Jadi, kain jumputan Palembang itu dibuat orang Jawa di Palembang? Tetapi, tetap jumputan (dari) Palembang, kan?
***
Masalah otentisitas memang serba repot di zaman seperti sekarang yang tidak banyak memberikan sekat-sekat geografis. Gerakan manusia dari satu wilayah ke wilayah lain dengan mudah. Apalagi, dengan keunggulan berbeda di masing-masing wilayah–atau mungkin dapat dibaca sebagai ketimpangan antarwilayah–membuat satu benda dapat lebih murah dibuat di wilayah lain daripada dibuat di wilayah benda tersebut dicipta atau dibutuhkan.
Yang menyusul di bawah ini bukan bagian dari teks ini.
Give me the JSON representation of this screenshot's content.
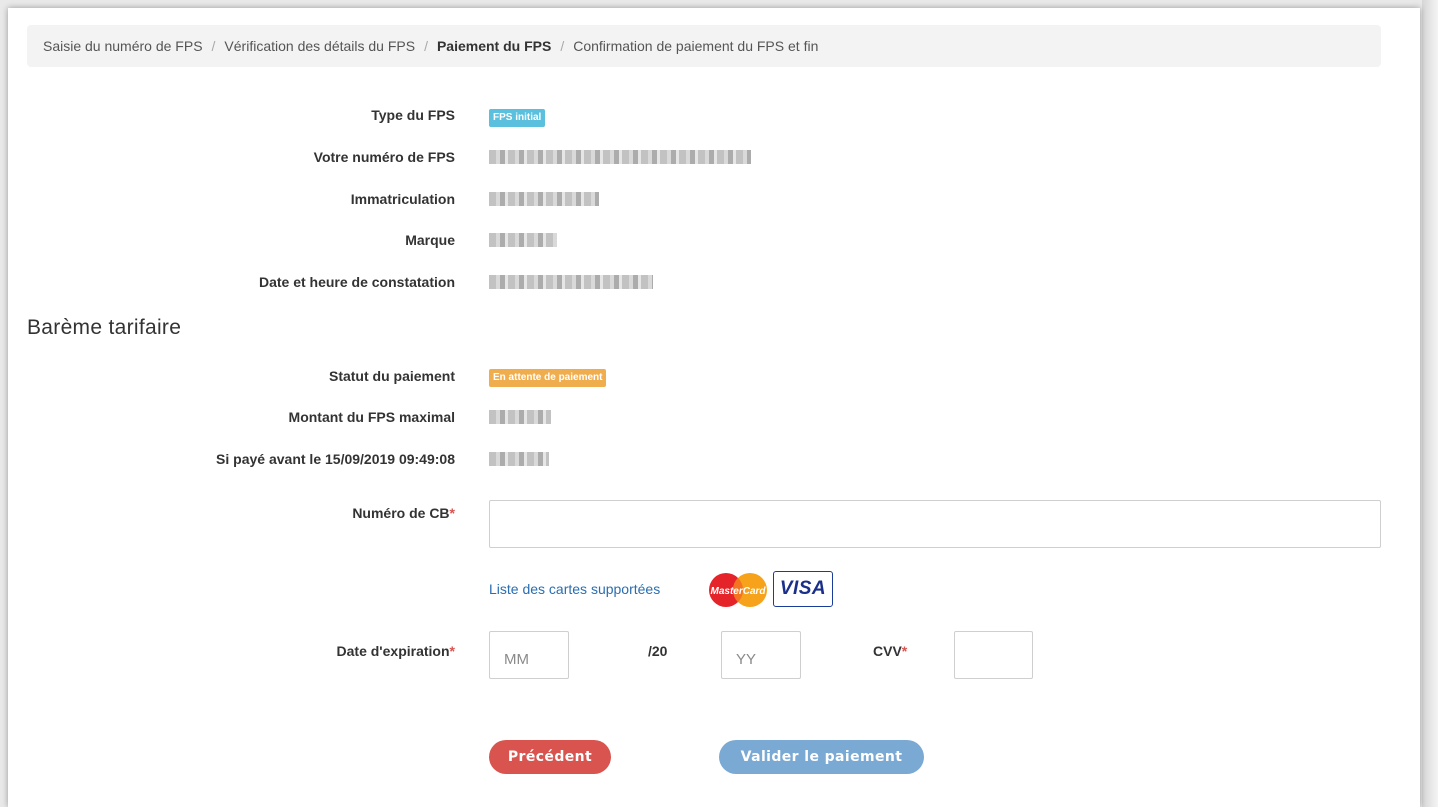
{
  "breadcrumb": {
    "step1": "Saisie du numéro de FPS",
    "step2": "Vérification des détails du FPS",
    "step3": "Paiement du FPS",
    "step4": "Confirmation de paiement du FPS et fin",
    "separator": "/"
  },
  "details": {
    "type_label": "Type du FPS",
    "type_badge": "FPS initial",
    "number_label": "Votre numéro de FPS",
    "plate_label": "Immatriculation",
    "brand_label": "Marque",
    "date_label": "Date et heure de constatation"
  },
  "tariff": {
    "section_title": "Barème tarifaire",
    "status_label": "Statut du paiement",
    "status_badge": "En attente de paiement",
    "max_amount_label": "Montant du FPS maximal",
    "reduced_label": "Si payé avant le 15/09/2019 09:49:08"
  },
  "payment_form": {
    "card_number_label": "Numéro de CB",
    "card_number_value": "",
    "supported_cards_link": "Liste des cartes supportées",
    "card_logos": [
      "MasterCard",
      "VISA"
    ],
    "expiry_label": "Date d'expiration",
    "month_placeholder": "MM",
    "year_prefix": "/20",
    "year_placeholder": "YY",
    "cvv_label": "CVV",
    "cvv_value": "",
    "required_marker": "*"
  },
  "actions": {
    "previous": "Précédent",
    "submit": "Valider le paiement"
  },
  "colors": {
    "info_badge": "#5bc0de",
    "warning_badge": "#f0ad4e",
    "previous_button": "#d9534f",
    "submit_button": "#7aa9d4",
    "link": "#2a6db0"
  }
}
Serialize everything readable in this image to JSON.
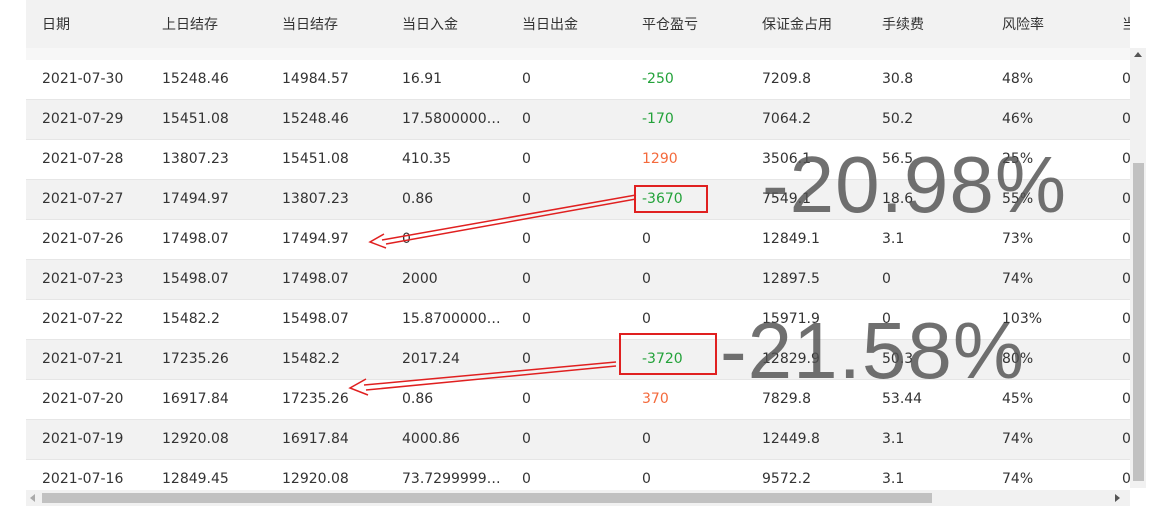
{
  "columns": [
    "日期",
    "上日结存",
    "当日结存",
    "当日入金",
    "当日出金",
    "平仓盈亏",
    "保证金占用",
    "手续费",
    "风险率",
    "当日"
  ],
  "rows": [
    {
      "date": "2021-07-30",
      "prev": "15248.46",
      "curr": "14984.57",
      "dep": "16.91",
      "wd": "0",
      "pnl": "-250",
      "pnl_color": "green",
      "margin": "7209.8",
      "fee": "30.8",
      "risk": "48%",
      "extra": "0"
    },
    {
      "date": "2021-07-29",
      "prev": "15451.08",
      "curr": "15248.46",
      "dep": "17.5800000…",
      "wd": "0",
      "pnl": "-170",
      "pnl_color": "green",
      "margin": "7064.2",
      "fee": "50.2",
      "risk": "46%",
      "extra": "0"
    },
    {
      "date": "2021-07-28",
      "prev": "13807.23",
      "curr": "15451.08",
      "dep": "410.35",
      "wd": "0",
      "pnl": "1290",
      "pnl_color": "red",
      "margin": "3506.1",
      "fee": "56.5",
      "risk": "25%",
      "extra": "0"
    },
    {
      "date": "2021-07-27",
      "prev": "17494.97",
      "curr": "13807.23",
      "dep": "0.86",
      "wd": "0",
      "pnl": "-3670",
      "pnl_color": "green",
      "margin": "7549.1",
      "fee": "18.6",
      "risk": "55%",
      "extra": "0"
    },
    {
      "date": "2021-07-26",
      "prev": "17498.07",
      "curr": "17494.97",
      "dep": "0",
      "wd": "0",
      "pnl": "0",
      "pnl_color": "none",
      "margin": "12849.1",
      "fee": "3.1",
      "risk": "73%",
      "extra": "0"
    },
    {
      "date": "2021-07-23",
      "prev": "15498.07",
      "curr": "17498.07",
      "dep": "2000",
      "wd": "0",
      "pnl": "0",
      "pnl_color": "none",
      "margin": "12897.5",
      "fee": "0",
      "risk": "74%",
      "extra": "0"
    },
    {
      "date": "2021-07-22",
      "prev": "15482.2",
      "curr": "15498.07",
      "dep": "15.8700000…",
      "wd": "0",
      "pnl": "0",
      "pnl_color": "none",
      "margin": "15971.9",
      "fee": "0",
      "risk": "103%",
      "extra": "0"
    },
    {
      "date": "2021-07-21",
      "prev": "17235.26",
      "curr": "15482.2",
      "dep": "2017.24",
      "wd": "0",
      "pnl": "-3720",
      "pnl_color": "green",
      "margin": "12829.9",
      "fee": "50.3",
      "risk": "80%",
      "extra": "0"
    },
    {
      "date": "2021-07-20",
      "prev": "16917.84",
      "curr": "17235.26",
      "dep": "0.86",
      "wd": "0",
      "pnl": "370",
      "pnl_color": "red",
      "margin": "7829.8",
      "fee": "53.44",
      "risk": "45%",
      "extra": "0"
    },
    {
      "date": "2021-07-19",
      "prev": "12920.08",
      "curr": "16917.84",
      "dep": "4000.86",
      "wd": "0",
      "pnl": "0",
      "pnl_color": "none",
      "margin": "12449.8",
      "fee": "3.1",
      "risk": "74%",
      "extra": "0"
    },
    {
      "date": "2021-07-16",
      "prev": "12849.45",
      "curr": "12920.08",
      "dep": "73.7299999…",
      "wd": "0",
      "pnl": "0",
      "pnl_color": "none",
      "margin": "9572.2",
      "fee": "3.1",
      "risk": "74%",
      "extra": "0"
    }
  ],
  "annotations": {
    "label_1": "-20.98%",
    "label_2": "-21.58%",
    "accent_color": "#e02020"
  }
}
Di sisi lain, wisata yang meskipun kian marak menjadi hal yang sedang ditimbang: apakah tidak cukup kita melihat melalui internet ketimbang mendatangi langsung tempatnya? Suvenir sebagai produk ikutan dari pariwisata pun ikut terimbas. Kita ingin suvenir yang aseli merupakan ciri khas tempat yang kita kunjungi, dibuat di tempat tersebut, dengan bahan dari tempat tersebut, oleh orang dari tempat tersebut.
Beberapa waktu yang lalu, di Paris terjadi penyitaan besar-besaran atas produk suvenir menara Eifel yang palsu. Produk ini diimpor dari negara lain dan (akan) dijual di sekitar menara Eifel sebagai cinderamata. Mungkin banyak pengunjung yang tidak tahu bahwa benda yang mereka beli dianggap palsu, karena toh merupakan miniatur Menara Eiffel dan dibeli di sekitar menara. Perkara dibuat di Cina, bahkan di beberapa bandara di Eropa dipasang iklan produk Cina, antara lain adalah miniatur menara itu.
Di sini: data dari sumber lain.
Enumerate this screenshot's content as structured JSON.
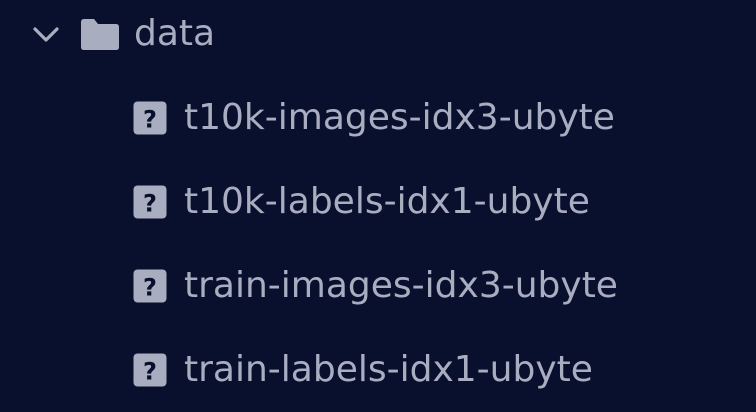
{
  "explorer": {
    "folder": {
      "name": "data",
      "expanded": true,
      "chevron_icon": "chevron-down-icon",
      "folder_icon": "folder-icon"
    },
    "files": [
      {
        "name": "t10k-images-idx3-ubyte",
        "icon": "unknown-file-icon"
      },
      {
        "name": "t10k-labels-idx1-ubyte",
        "icon": "unknown-file-icon"
      },
      {
        "name": "train-images-idx3-ubyte",
        "icon": "unknown-file-icon"
      },
      {
        "name": "train-labels-idx1-ubyte",
        "icon": "unknown-file-icon"
      }
    ]
  },
  "colors": {
    "background": "#08102e",
    "text": "#a8aec0",
    "icon": "#a8aec0",
    "icon_glyph": "#08102e"
  }
}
Saya sendiri sempat tercenung ketika satu setasiun televisi menyiarkan adanya ekspor keramik delf blue ke Belanda sebagai suvenir. Pasalnya, beberapa bulan yang lalu saya repot-repot mencari dan membawa keramik delf blue dari Amsterdam sebagai suvenir (sebenarnya Amsterdam juga bukan Delf). Jangan-jangan ada di antara gantungan kunci dsb itu yang berasal dari Purbalingga …
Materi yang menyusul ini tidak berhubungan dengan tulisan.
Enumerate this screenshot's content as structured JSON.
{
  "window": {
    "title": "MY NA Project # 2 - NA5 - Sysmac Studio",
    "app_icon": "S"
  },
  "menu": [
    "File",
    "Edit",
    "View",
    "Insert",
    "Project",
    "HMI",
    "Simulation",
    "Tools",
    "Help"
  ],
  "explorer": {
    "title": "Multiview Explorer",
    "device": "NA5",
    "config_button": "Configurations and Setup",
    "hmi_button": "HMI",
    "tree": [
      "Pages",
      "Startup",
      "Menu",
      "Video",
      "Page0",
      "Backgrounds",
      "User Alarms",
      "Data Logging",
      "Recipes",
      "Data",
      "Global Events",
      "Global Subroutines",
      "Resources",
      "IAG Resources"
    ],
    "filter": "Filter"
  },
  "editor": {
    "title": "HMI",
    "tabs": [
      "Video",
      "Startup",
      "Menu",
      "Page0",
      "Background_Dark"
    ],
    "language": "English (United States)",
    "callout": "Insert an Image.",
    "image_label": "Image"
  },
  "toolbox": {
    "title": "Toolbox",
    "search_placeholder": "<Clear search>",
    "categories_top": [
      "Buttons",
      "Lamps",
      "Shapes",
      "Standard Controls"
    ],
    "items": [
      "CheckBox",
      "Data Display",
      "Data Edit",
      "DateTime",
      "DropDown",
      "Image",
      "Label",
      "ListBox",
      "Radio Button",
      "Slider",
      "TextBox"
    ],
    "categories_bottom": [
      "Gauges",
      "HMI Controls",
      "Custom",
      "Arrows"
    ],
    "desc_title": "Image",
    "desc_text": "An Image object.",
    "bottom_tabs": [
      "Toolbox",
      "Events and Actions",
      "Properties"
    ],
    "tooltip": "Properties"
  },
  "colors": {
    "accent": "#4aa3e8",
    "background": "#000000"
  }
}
Berbagai aspek otentisitas dari cinderamata dan sebangsanya yang terlintas dalam pikiran adalah berkait dengan bentuk, tempat pembelian, produsen, dan budaya.
# Bentuk
Replika tempat kunjungan (ODTW) merupakan aspek yang cukup penting. Karena suvenir merupakan kenangan atas tempat kunjungan baik berupa atraksi maupun daya tarik lain. Oleh karena itu, benda-benda yang mereplika ODTW sering digunakan sebagai suvenir. Miniatur Candi Borobudur, misalnya.
# Tempat
Tetapi, kadang kita hanya menemukan suvenir sebagai ‘barang yang dibeli di tempat tersebut’. Boleh jadi suvenir menjadi produk lain tempat, lain negara dan kemudian dijual di tempat tersebut. ‘Membeli’ itu sendiri adalah pengalaman yang nyata, ditambah dengan lokasi yang otentik akan menyebabkan benda yang dibeli pun menjadi berharga, sebagai bukti dari pengalaman tersebut.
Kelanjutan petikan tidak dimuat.